Set up a budget that makes sense for your needs; this can help you understand where the money goes by category. You’ll want to break down expenses as fixed (those that don’t change from month to month like rent, house payments, and insurance) and variable (those that are more discretionary but necessary, like food, utilities, clothing, and personal items). Also, the extra expenses like vacation, gifts, and personal care are all items to monitor. There are online tools available to help with budgeting, but even a simple spreadsheet that you build for yourself and personalize can be helpful.



Setting up and keeping to a habit of spending time on a “money date” with yourself every month can help you address the different areas of your financial life in smaller increments, so you can slowly start to gain familiarity.

Checking in regularly on areas important to your personal finances helps you build knowledge and confidence.
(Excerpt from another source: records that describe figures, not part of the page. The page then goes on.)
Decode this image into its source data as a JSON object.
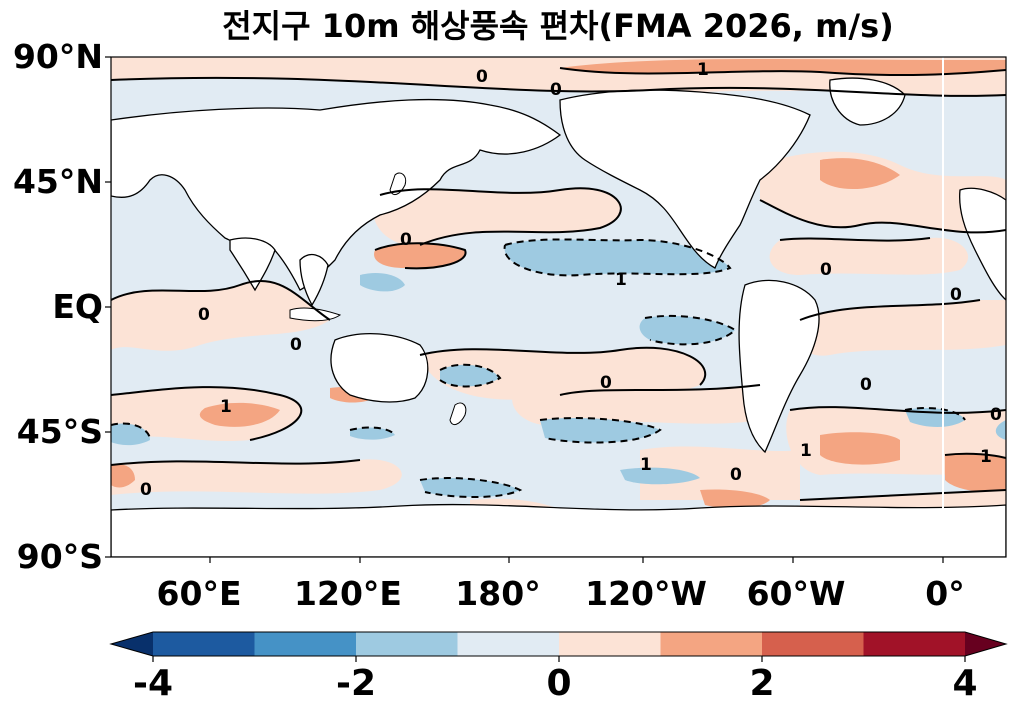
{
  "title": "전지구 10m 해상풍속 편차(FMA 2026, m/s)",
  "map": {
    "projection": "PlateCarree",
    "central_longitude": 180,
    "extent_longitude": [
      30,
      390
    ],
    "extent_latitude": [
      -90,
      90
    ],
    "variable": "10m wind speed anomaly",
    "units": "m/s",
    "contour_label": "0",
    "contour_label_secondary": "1",
    "land_color": "#ffffff",
    "coastline_color": "#000000"
  },
  "axes": {
    "y_ticks": [
      {
        "lat": 90,
        "label": "90°N"
      },
      {
        "lat": 45,
        "label": "45°N"
      },
      {
        "lat": 0,
        "label": "EQ"
      },
      {
        "lat": -45,
        "label": "45°S"
      },
      {
        "lat": -90,
        "label": "90°S"
      }
    ],
    "x_ticks": [
      {
        "lon": 60,
        "label": "60°E"
      },
      {
        "lon": 120,
        "label": "120°E"
      },
      {
        "lon": 180,
        "label": "180°"
      },
      {
        "lon": 240,
        "label": "120°W"
      },
      {
        "lon": 300,
        "label": "60°W"
      },
      {
        "lon": 360,
        "label": "0°"
      }
    ]
  },
  "colorbar": {
    "min": -4,
    "max": 4,
    "extend": "both",
    "colors": [
      "#08306b",
      "#1d5aa0",
      "#4592c6",
      "#9ecae1",
      "#e1ebf3",
      "#fce3d6",
      "#f4a582",
      "#d6604d",
      "#a11228",
      "#67001f"
    ],
    "bins": [
      {
        "from": -4,
        "to": -3,
        "color": "#1d5aa0"
      },
      {
        "from": -3,
        "to": -2,
        "color": "#4592c6"
      },
      {
        "from": -2,
        "to": -1,
        "color": "#9ecae1"
      },
      {
        "from": -1,
        "to": 0,
        "color": "#e1ebf3"
      },
      {
        "from": 0,
        "to": 1,
        "color": "#fce3d6"
      },
      {
        "from": 1,
        "to": 2,
        "color": "#f4a582"
      },
      {
        "from": 2,
        "to": 3,
        "color": "#d6604d"
      },
      {
        "from": 3,
        "to": 4,
        "color": "#a11228"
      }
    ],
    "under_color": "#08306b",
    "over_color": "#67001f",
    "ticks": [
      {
        "value": -4,
        "label": "-4"
      },
      {
        "value": -2,
        "label": "-2"
      },
      {
        "value": 0,
        "label": "0"
      },
      {
        "value": 2,
        "label": "2"
      },
      {
        "value": 4,
        "label": "4"
      }
    ]
  }
}
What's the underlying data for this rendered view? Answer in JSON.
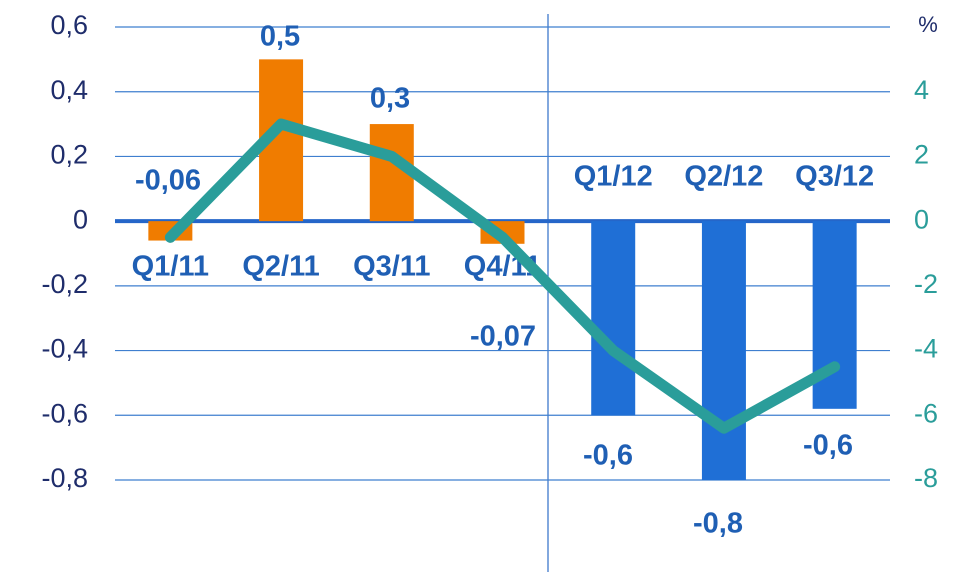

There are small money moves you can execute in just fifteen minutes that can make a difference, there are introductory courses on personal finance as well as other excellent resources out on the web to be found.

Pick one that resonates with you and get started. Small moves can make a big impact.


Your financial professional will be able to review your situation without letting emotion play a part and help you understand what assets make sense for you based on your individual needs and circumstances. A Certified Divorce Financial Analyst (CDFA) is trained in helping divorcing couples split the marital assets in an equitable manner. This work can provide some much-needed clarity, especially for the spouse who hasn’t been in the driver’s seat of the financial matters during the marriage.

One spouse may have higher earning potential than the other; one may have been out of the work force for many years and have dated skills that hinder their earning potential going forward. A spouse or child may have special needs to consider which may affect the ability to work.

The bottom line is that both spouses need to know how they will support themselves in their post-divorce future, and for the spouse that hasn’t been the primary breadwinner; they need to know that spousal support, if awarded, will probably not be forever.


In many cases, the couple will think that splitting each asset 50/50 will be a quick and easy solution. While it may be quick and simple, it might not be the best solution for you and what you need. In fact, not every dollar is created equal. Assets like a house or car carry a dollar value, for example, but offer no ability to support future expenses unless they are sold (see #2, above).  You also need to be mindful of how tax-deferred assets, like retirement accounts, are valued. There is an IOU attached to every dollar in a retirement account called taxes and you will be subject to an additional penalty of 10% if you try to withdraw those assets before you are 59 ½. So when splitting investment accounts, the ability to access money today needs to be balanced with money that will be available in the future.


While money may be the “last taboo subject” left in polite conversation, discussing personal finance with a trusted friend might be just the ticket to ground you in your new reality, and to fortify your self confidence that you can, in fact, move forward with your head held high.

If talking to friends is not something you feel comfortable doing just yet, consider joining a conversation group where you are with others going on a similar journey. Sharing similar stories with others can be helpful and reassuring. The camaraderie can be quite empowering at times.


Financial advisors definitely recommend that both partners in a couple be “in the know” when it comes to personal finance; now that your life is moving forward in a new direction, away from the marriage you knew, it’s time to advocate for yourself and your needs.